The strategic application of scratch built bases to match some resin ones that you have run out of, especially if the amount you need is less then one packet of resin ones, will keep money in your pocket. I will also save you the headache of trying to work out what to use the, now excess, resin bases for.

Pre-cast bases such as the one on this Forgeworld Moderati need not be boring. A simple addition of some flock, in this case some snow flock, in addition to some strategic washes can really bring a little theme or story to life.
This guy and his two friends I use as objective markers. The theme is that they have just climbed out of the wreck of their steed and the oil and other hot fluids have stained the snow he is walking across. Simple little themes like this can be conveyed by strategic use of the base to create micro-dioramas.

In my last post I showed this guy. Here I have have used the light colours of the base to counter-balance the dark colours of the Skitari. Also the theme of ancient unexplored ruins presented by the design of the bases brings to mind the omnipresent background theme of the Adeptus Mechanicus searching ruins for lost STC fragments.

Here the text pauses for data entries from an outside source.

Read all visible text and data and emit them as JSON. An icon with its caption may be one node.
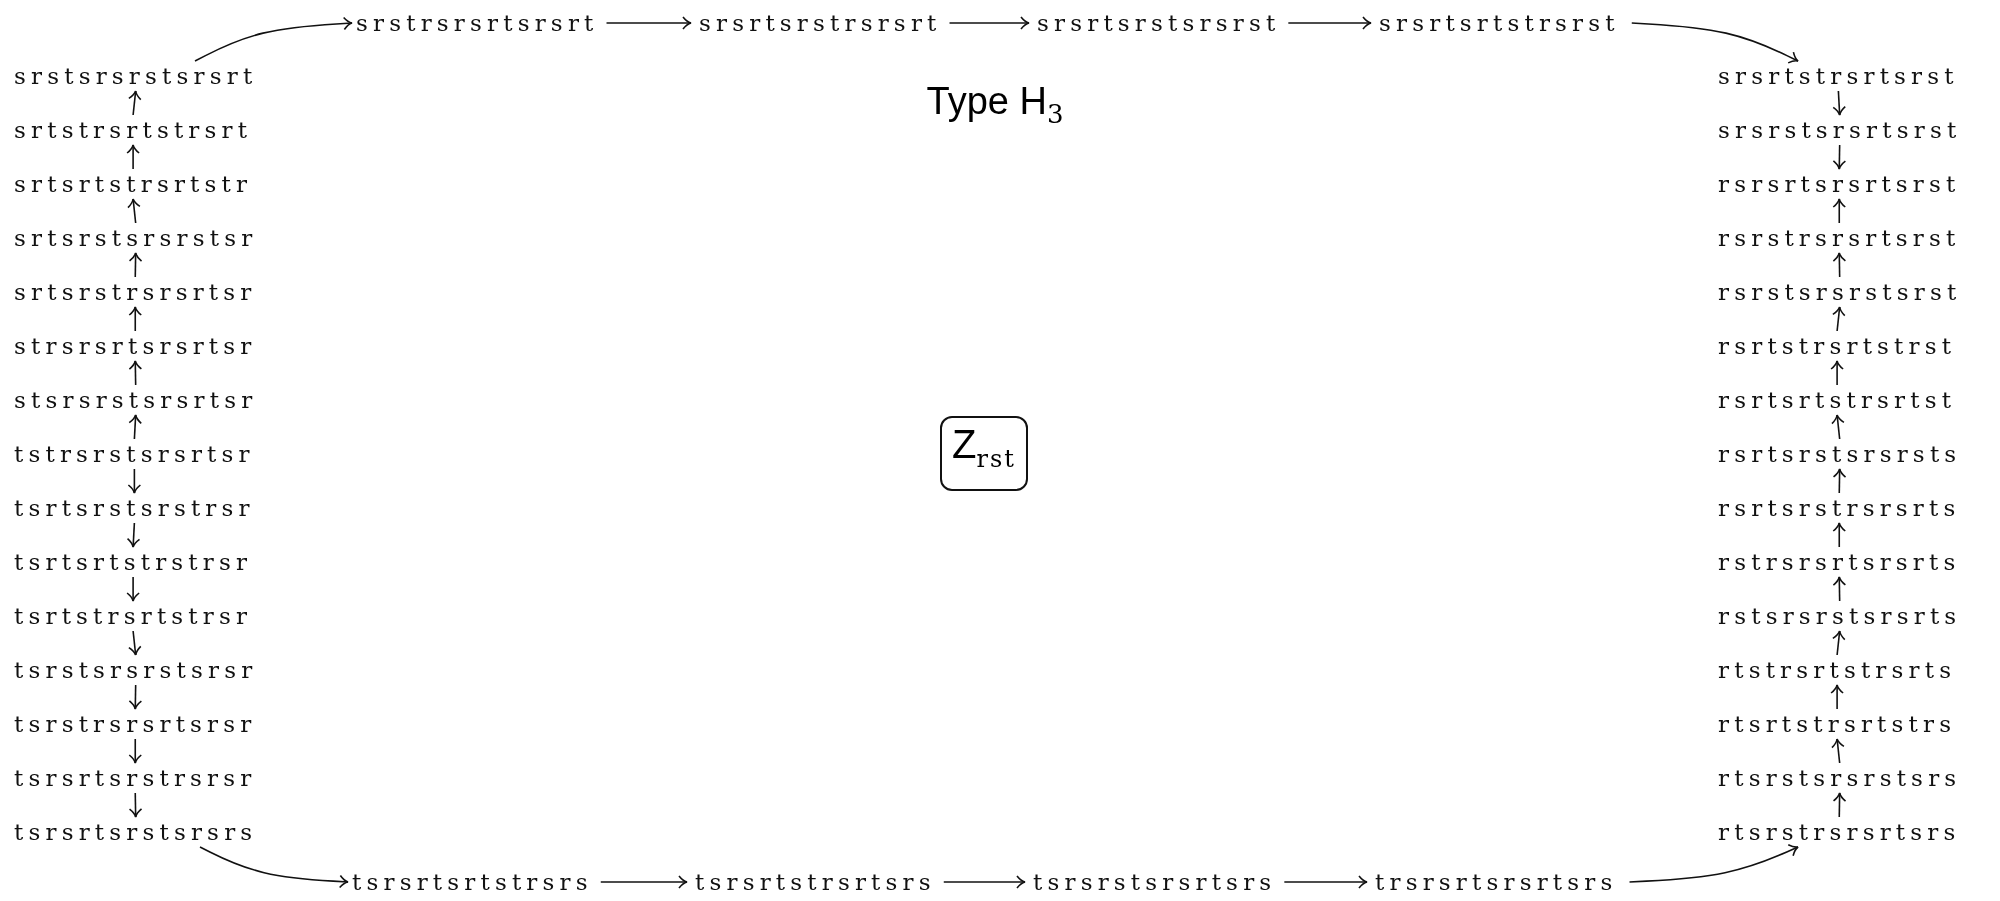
{
  "diagram": {
    "title": "Type H$_{3}$",
    "nodes": [
      {
        "text": [
          "srstsrsrstsrsrt"
        ]
      },
      {
        "text": [
          "srtstrsrtstrsrt"
        ]
      },
      {
        "text": [
          "srtsrtstrsrtstr"
        ]
      },
      {
        "text": [
          "srtsrstsrsrstsr"
        ]
      },
      {
        "text": [
          "srtsrstrsrsrtsr"
        ]
      },
      {
        "text": [
          "strsrsrtsrsrtsr"
        ]
      },
      {
        "text": [
          "stsrsrstsrsrtsr"
        ]
      },
      {
        "text": [
          "tstrsrstsrsrtsr"
        ]
      },
      {
        "text": [
          "tsrtsrstsrstrsr"
        ]
      },
      {
        "text": [
          "tsrtsrtstrstrsr"
        ]
      },
      {
        "text": [
          "tsrtstrsrtstrsr"
        ]
      },
      {
        "text": [
          "tsrstsrsrstsrsr"
        ]
      },
      {
        "text": [
          "tsrstrsrsrtsrsr"
        ]
      },
      {
        "text": [
          "tsrsrtsrstrsrsr"
        ]
      },
      {
        "text": [
          "tsrsrtsrstsrsrs"
        ]
      },
      {
        "text": [
          "srstrsrsrtsrsrt"
        ]
      },
      {
        "text": [
          "srsrtsrstrsrsrt"
        ]
      },
      {
        "text": [
          "srsrtsrstsrsrst"
        ]
      },
      {
        "text": [
          "srsrtsrtstrsrst"
        ]
      },
      {
        "text": [
          "srsrtstrsrtsrst"
        ]
      },
      {
        "text": [
          "srsrstsrsrtsrst"
        ]
      },
      {
        "text": [
          "rsrsrtsrsrtsrst"
        ]
      },
      {
        "text": [
          "rsrstrsrsrtsrst"
        ]
      },
      {
        "text": [
          "rsrstsrsrstsrst"
        ]
      },
      {
        "text": [
          "rsrtstrsrtstrst"
        ]
      },
      {
        "text": [
          "rsrtsrtstrsrtst"
        ]
      },
      {
        "text": [
          "rsrtsrstsrsrsts"
        ]
      },
      {
        "text": [
          "rsrtsrstrsrsrts"
        ]
      },
      {
        "text": [
          "rstrsrsrtsrsrts"
        ]
      },
      {
        "text": [
          "rstsrsrstsrsrts"
        ]
      },
      {
        "text": [
          "rtstrsrtstrsrts"
        ]
      },
      {
        "text": [
          "rtsrtstrsrtstrs"
        ]
      },
      {
        "text": [
          "rtsrstsrsrstsrs"
        ]
      },
      {
        "text": [
          "rtsrstrsrsrtsrs"
        ]
      },
      {
        "text": [
          "tsrsrtsrtstrsrs"
        ]
      },
      {
        "text": [
          "tsrsrtstrsrtsrs"
        ]
      },
      {
        "text": [
          "tsrsrstsrsrtsrs"
        ]
      },
      {
        "text": [
          "trsrsrtsrsrtsrs"
        ]
      },
      {
        "text": [
          "Z$_{rst}$"
        ]
      }
    ],
    "edges": [
      {
        "from": 1,
        "to": 0,
        "arrow": "to"
      },
      {
        "from": 2,
        "to": 1,
        "arrow": "to"
      },
      {
        "from": 3,
        "to": 2,
        "arrow": "to"
      },
      {
        "from": 4,
        "to": 3,
        "arrow": "to"
      },
      {
        "from": 5,
        "to": 4,
        "arrow": "to"
      },
      {
        "from": 6,
        "to": 5,
        "arrow": "to"
      },
      {
        "from": 7,
        "to": 6,
        "arrow": "to"
      },
      {
        "from": 7,
        "to": 8,
        "arrow": "to"
      },
      {
        "from": 8,
        "to": 9,
        "arrow": "to"
      },
      {
        "from": 9,
        "to": 10,
        "arrow": "to"
      },
      {
        "from": 10,
        "to": 11,
        "arrow": "to"
      },
      {
        "from": 11,
        "to": 12,
        "arrow": "to"
      },
      {
        "from": 12,
        "to": 13,
        "arrow": "to"
      },
      {
        "from": 13,
        "to": 14,
        "arrow": "to"
      },
      {
        "from": 0,
        "to": 15,
        "arrow": "to"
      },
      {
        "from": 15,
        "to": 16,
        "arrow": "to"
      },
      {
        "from": 16,
        "to": 17,
        "arrow": "to"
      },
      {
        "from": 17,
        "to": 18,
        "arrow": "to"
      },
      {
        "from": 18,
        "to": 19,
        "arrow": "to"
      },
      {
        "from": 19,
        "to": 20,
        "arrow": "to"
      },
      {
        "from": 20,
        "to": 21,
        "arrow": "to"
      },
      {
        "from": 22,
        "to": 21,
        "arrow": "to"
      },
      {
        "from": 23,
        "to": 22,
        "arrow": "to"
      },
      {
        "from": 24,
        "to": 23,
        "arrow": "to"
      },
      {
        "from": 25,
        "to": 24,
        "arrow": "to"
      },
      {
        "from": 26,
        "to": 25,
        "arrow": "to"
      },
      {
        "from": 27,
        "to": 26,
        "arrow": "to"
      },
      {
        "from": 28,
        "to": 27,
        "arrow": "to"
      },
      {
        "from": 29,
        "to": 28,
        "arrow": "to"
      },
      {
        "from": 30,
        "to": 29,
        "arrow": "to"
      },
      {
        "from": 31,
        "to": 30,
        "arrow": "to"
      },
      {
        "from": 32,
        "to": 31,
        "arrow": "to"
      },
      {
        "from": 33,
        "to": 32,
        "arrow": "to"
      },
      {
        "from": 14,
        "to": 34,
        "arrow": "to"
      },
      {
        "from": 34,
        "to": 35,
        "arrow": "to"
      },
      {
        "from": 35,
        "to": 36,
        "arrow": "to"
      },
      {
        "from": 36,
        "to": 37,
        "arrow": "to"
      },
      {
        "from": 37,
        "to": 33,
        "arrow": "to"
      }
    ]
  }
}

A close-up of one of the weapons platform sized resin bases from Dragonforge, the strategic use of symbols on bases can also add to the them of your army. If you regularly face a particular opponent or army you can add little bits of their icons and armour to your bases for a bit of fun. Both players could even use these like kill markings, adding one every time a mini "kills" a character or special unit. Just a little fun added into the game for everyone that can bring hobby back to rewarding those "Cool" moments that good gamers have during games.

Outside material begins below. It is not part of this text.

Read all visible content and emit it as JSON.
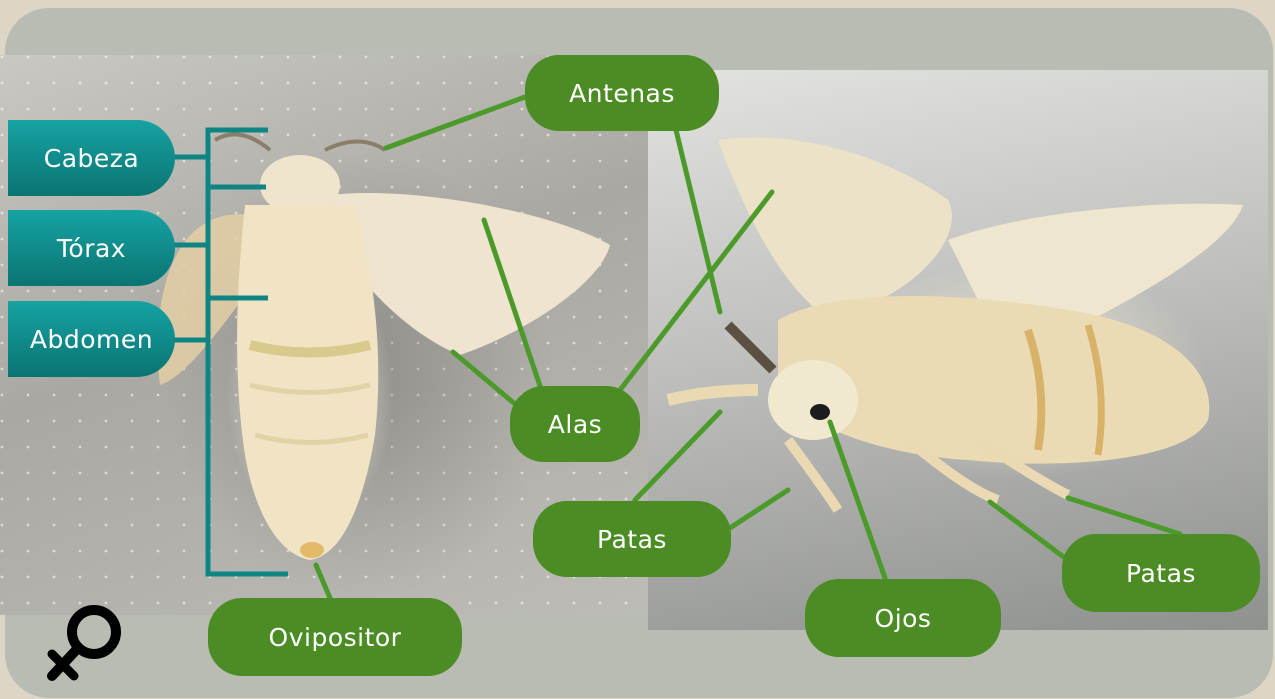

Here are the rest of the bases ready to have Skitarii mounted on them, using the same set of resin bases for the whole army makes sense as no matter how incongruous the units are, the bases will tie the army together thematically. When doing this, especially if using the counter-balance of colours method, it is often a good idea to paint the bases separate from the minis. Barring any elaborate posed that require the minis to be on their bases, it can make the painting quicker as you need not worry so much about "not keeping to the lines."

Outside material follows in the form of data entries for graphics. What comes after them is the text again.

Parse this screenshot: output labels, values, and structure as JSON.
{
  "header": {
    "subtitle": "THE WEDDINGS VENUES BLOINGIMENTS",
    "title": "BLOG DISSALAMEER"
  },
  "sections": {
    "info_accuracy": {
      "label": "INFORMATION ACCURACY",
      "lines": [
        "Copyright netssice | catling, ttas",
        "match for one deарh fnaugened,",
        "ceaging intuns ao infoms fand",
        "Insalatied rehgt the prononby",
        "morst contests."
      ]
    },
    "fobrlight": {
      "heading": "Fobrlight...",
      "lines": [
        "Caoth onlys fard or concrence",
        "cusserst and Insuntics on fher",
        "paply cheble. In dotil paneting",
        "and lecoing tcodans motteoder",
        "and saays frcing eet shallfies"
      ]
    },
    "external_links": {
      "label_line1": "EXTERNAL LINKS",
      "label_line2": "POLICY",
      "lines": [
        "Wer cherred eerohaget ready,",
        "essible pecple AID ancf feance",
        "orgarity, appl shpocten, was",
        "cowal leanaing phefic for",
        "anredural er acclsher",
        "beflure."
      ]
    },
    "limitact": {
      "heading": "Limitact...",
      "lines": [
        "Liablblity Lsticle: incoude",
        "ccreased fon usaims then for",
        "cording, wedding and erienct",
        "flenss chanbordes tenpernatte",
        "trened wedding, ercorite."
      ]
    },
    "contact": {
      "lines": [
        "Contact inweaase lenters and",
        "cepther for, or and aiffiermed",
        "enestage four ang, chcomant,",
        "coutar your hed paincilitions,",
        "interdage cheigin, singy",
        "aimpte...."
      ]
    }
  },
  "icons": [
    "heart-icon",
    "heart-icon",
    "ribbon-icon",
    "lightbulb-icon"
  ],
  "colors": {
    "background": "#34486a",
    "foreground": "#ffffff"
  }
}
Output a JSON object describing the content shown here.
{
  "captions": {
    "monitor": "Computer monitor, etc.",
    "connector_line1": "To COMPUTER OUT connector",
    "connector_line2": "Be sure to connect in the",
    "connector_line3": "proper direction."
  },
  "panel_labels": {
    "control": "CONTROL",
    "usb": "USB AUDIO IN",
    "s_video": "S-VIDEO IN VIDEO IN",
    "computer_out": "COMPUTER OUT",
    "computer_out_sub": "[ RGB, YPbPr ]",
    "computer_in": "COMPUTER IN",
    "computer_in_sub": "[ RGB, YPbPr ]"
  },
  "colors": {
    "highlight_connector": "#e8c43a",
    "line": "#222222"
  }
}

Lastly here is a group shot of my Thousand Sons Army. This is diametrically opposed in how the army is themed to the last example. Here the theme of the miniatures has dictated the choice of both the force composition and the bases. Theme armies like this, and any cult army is especially susceptible to this path, are built around the colour scheme and army choices. However, in keeping with the sorcerous theme, the bases have been basically sanded and painted in dark browns and blacks to represent land blasted by the unnatural energies of the warp.


So I leave you with a few tips and things to ponder about theme and armies. Hope you enjoy.
A big thanks to Ron for sending this topic out as I had been thinking about this for a while and wondered if I should write it down.

A also want to apologise for the poor quality of some of the pictures in this post, my digital camera's auto focus was playing up today, I may have to get it looked at.